Hi,
a big update:
I've cleaned it up a lot, removed the bits relating to the "study" document, converted everything to LaTeX,
and moved most of the things that don't need to be part of the "spec" part to a separate chapter.
I've also added a temporary encoding using NSE (non-standard-extension) opcode space that would allow
implementers and compiler writers to target the XBitmanip extension for further evaluation of the extension.
Furthermore I've added the GREV instruction because on multiple occasions when discussing the
extension with someone over the last months I discovered various use cases where GREVI is insufficient
(or one would need to create a jump table to 32 different GREVI commands), and having a proper GREV
instruction is actually not very expensive.
I've also removed the immediate from CLZ. (I'm actually unsure if that was only there as a result of an
editing error.
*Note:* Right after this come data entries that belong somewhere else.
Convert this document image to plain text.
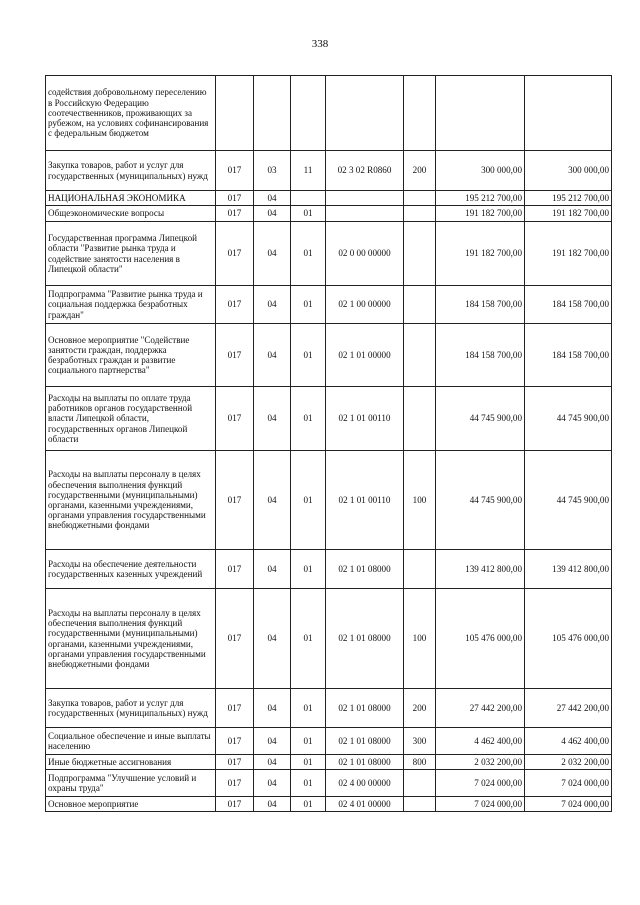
338
содействия добровольному переселению в Российскую Федерацию соотечественников, проживающих за рубежом, на условиях софинансирования с федеральным бюджетом							
Закупка товаров, работ и услуг для государственных (муниципальных) нужд	017	03	11	02 3 02 R0860	200	300 000,00	300 000,00
НАЦИОНАЛЬНАЯ ЭКОНОМИКА	017	04				195 212 700,00	195 212 700,00
Общеэкономические вопросы	017	04	01			191 182 700,00	191 182 700,00
Государственная программа Липецкой области "Развитие рынка труда и содействие занятости населения в Липецкой области"	017	04	01	02 0 00 00000		191 182 700,00	191 182 700,00
Подпрограмма "Развитие рынка труда и социальная поддержка безработных граждан"	017	04	01	02 1 00 00000		184 158 700,00	184 158 700,00
Основное мероприятие "Содействие занятости граждан, поддержка безработных граждан и развитие социального партнерства"	017	04	01	02 1 01 00000		184 158 700,00	184 158 700,00
Расходы на выплаты по оплате труда работников органов государственной власти Липецкой области, государственных органов Липецкой области	017	04	01	02 1 01 00110		44 745 900,00	44 745 900,00
Расходы на выплаты персоналу в целях обеспечения выполнения функций государственными (муниципальными) органами, казенными учреждениями, органами управления государственными внебюджетными фондами	017	04	01	02 1 01 00110	100	44 745 900,00	44 745 900,00
Расходы на обеспечение деятельности государственных казенных учреждений	017	04	01	02 1 01 08000		139 412 800,00	139 412 800,00
Расходы на выплаты персоналу в целях обеспечения выполнения функций государственными (муниципальными) органами, казенными учреждениями, органами управления государственными внебюджетными фондами	017	04	01	02 1 01 08000	100	105 476 000,00	105 476 000,00
Закупка товаров, работ и услуг для государственных (муниципальных) нужд	017	04	01	02 1 01 08000	200	27 442 200,00	27 442 200,00
Социальное обеспечение и иные выплаты населению	017	04	01	02 1 01 08000	300	4 462 400,00	4 462 400,00
Иные бюджетные ассигнования	017	04	01	02 1 01 08000	800	2 032 200,00	2 032 200,00
Подпрограмма "Улучшение условий и охраны труда"	017	04	01	02 4 00 00000		7 024 000,00	7 024 000,00
Основное мероприятие	017	04	01	02 4 01 00000		7 024 000,00	7 024 000,00
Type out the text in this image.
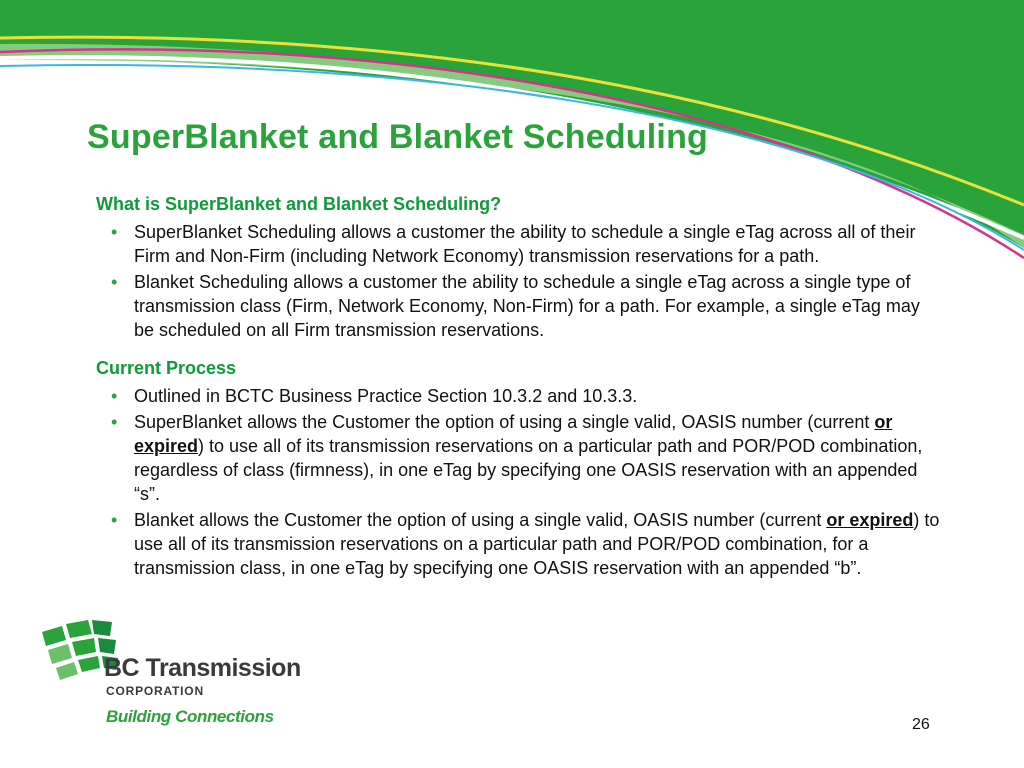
SuperBlanket and Blanket Scheduling

What is SuperBlanket and Blanket Scheduling?

• SuperBlanket Scheduling allows a customer the ability to schedule a single eTag across all of their Firm and Non-Firm (including Network Economy) transmission reservations for a path.
• Blanket Scheduling allows a customer the ability to schedule a single eTag across a single type of transmission class (Firm, Network Economy, Non-Firm) for a path. For example, a single eTag may be scheduled on all Firm transmission reservations.

Current Process

• Outlined in BCTC Business Practice Section 10.3.2 and 10.3.3.
• SuperBlanket allows the Customer the option of using a single valid, OASIS number (current or expired) to use all of its transmission reservations on a particular path and POR/POD combination, regardless of class (firmness), in one eTag by specifying one OASIS reservation with an appended “s”.
• Blanket allows the Customer the option of using a single valid, OASIS number (current or expired) to use all of its transmission reservations on a particular path and POR/POD combination, for a transmission class, in one eTag by specifying one OASIS reservation with an appended “b”.

BC Transmission

CORPORATION

Building Connections	26
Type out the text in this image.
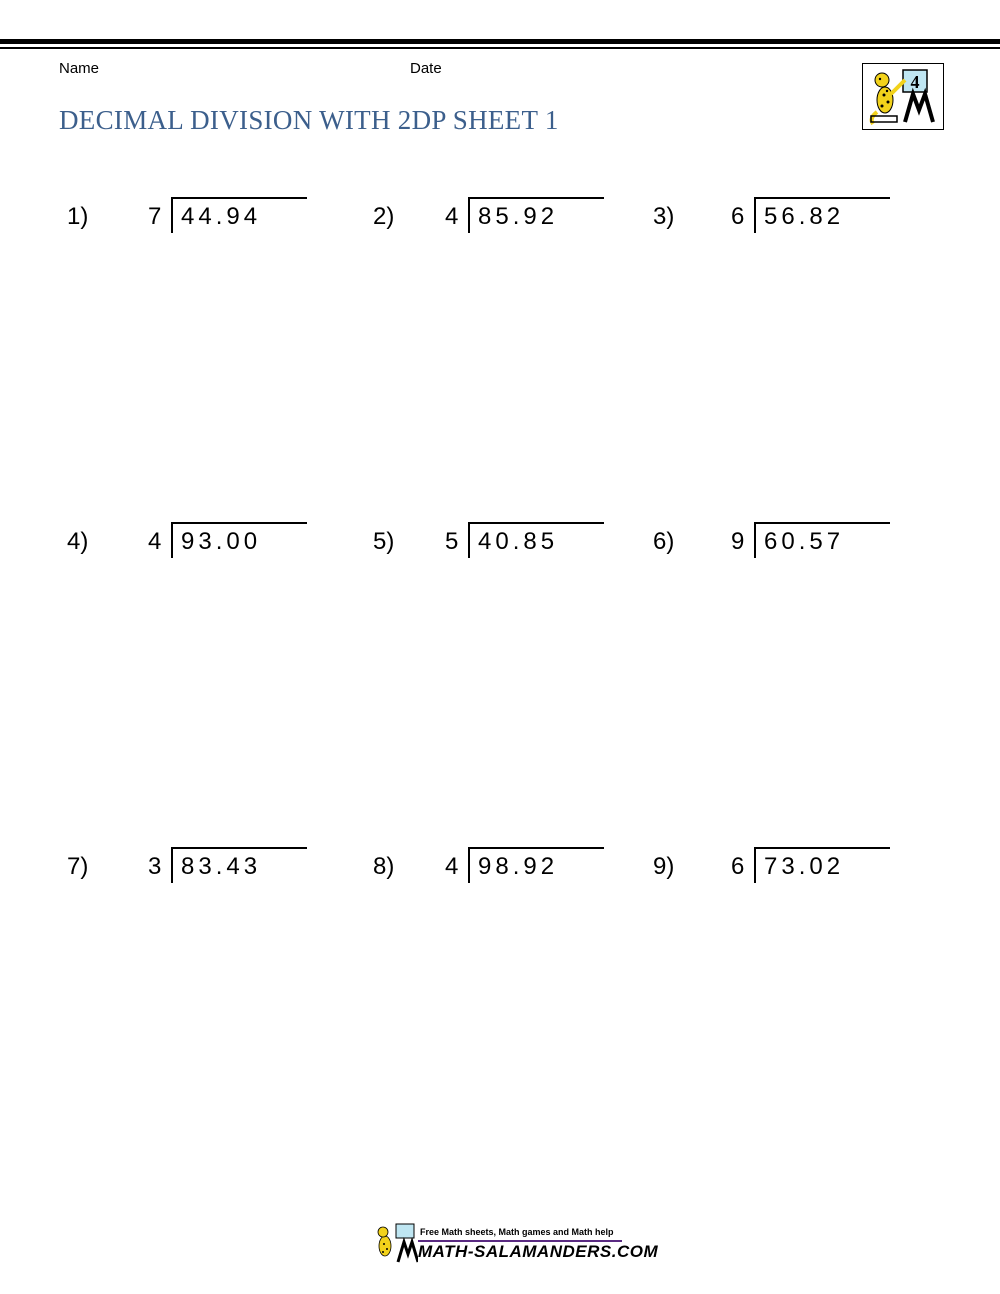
Name	Date
DECIMAL DIVISION WITH 2DP SHEET 1
4
1) 7 44.94	2) 4 85.92	3) 6 56.82
4) 4 93.00	5) 5 40.85	6) 9 60.57
7) 3 83.43	8) 4 98.92	9) 6 73.02
Free Math sheets, Math games and Math help
MATH-SALAMANDERS.COM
This one instruction would have used up a 8x larger encoding space than all the rest of
XBitmanip combined!) CLZ+ADDI should simply be a two instruction sequence that can be fused if an
implementation want's to squeeze out that extra bit of performance.
I've added compressed c.not, c.neg, c.clz, and c.pcnt for implementations that already have C support.
It fits nicely in the brownfield in c.lui/c.addi16sp (i.e. no fragmentation of the opcode space) and only
uses 0.13% of the RVC opcode space.
The main motivation here is that those instructions occur again and again in sequences that are
prime candidates for macro-op fusion on higher end processors, and keeping those sequences short
is key to make macro-op fusion work (because otherwise we'll starve the pipeline because we can't
fetch new instructions fast enough). For example x86 "bsr" is just the 64 bit sequence "c.clz, c.neg,
addi" on RISC-V.
regards,
- clifford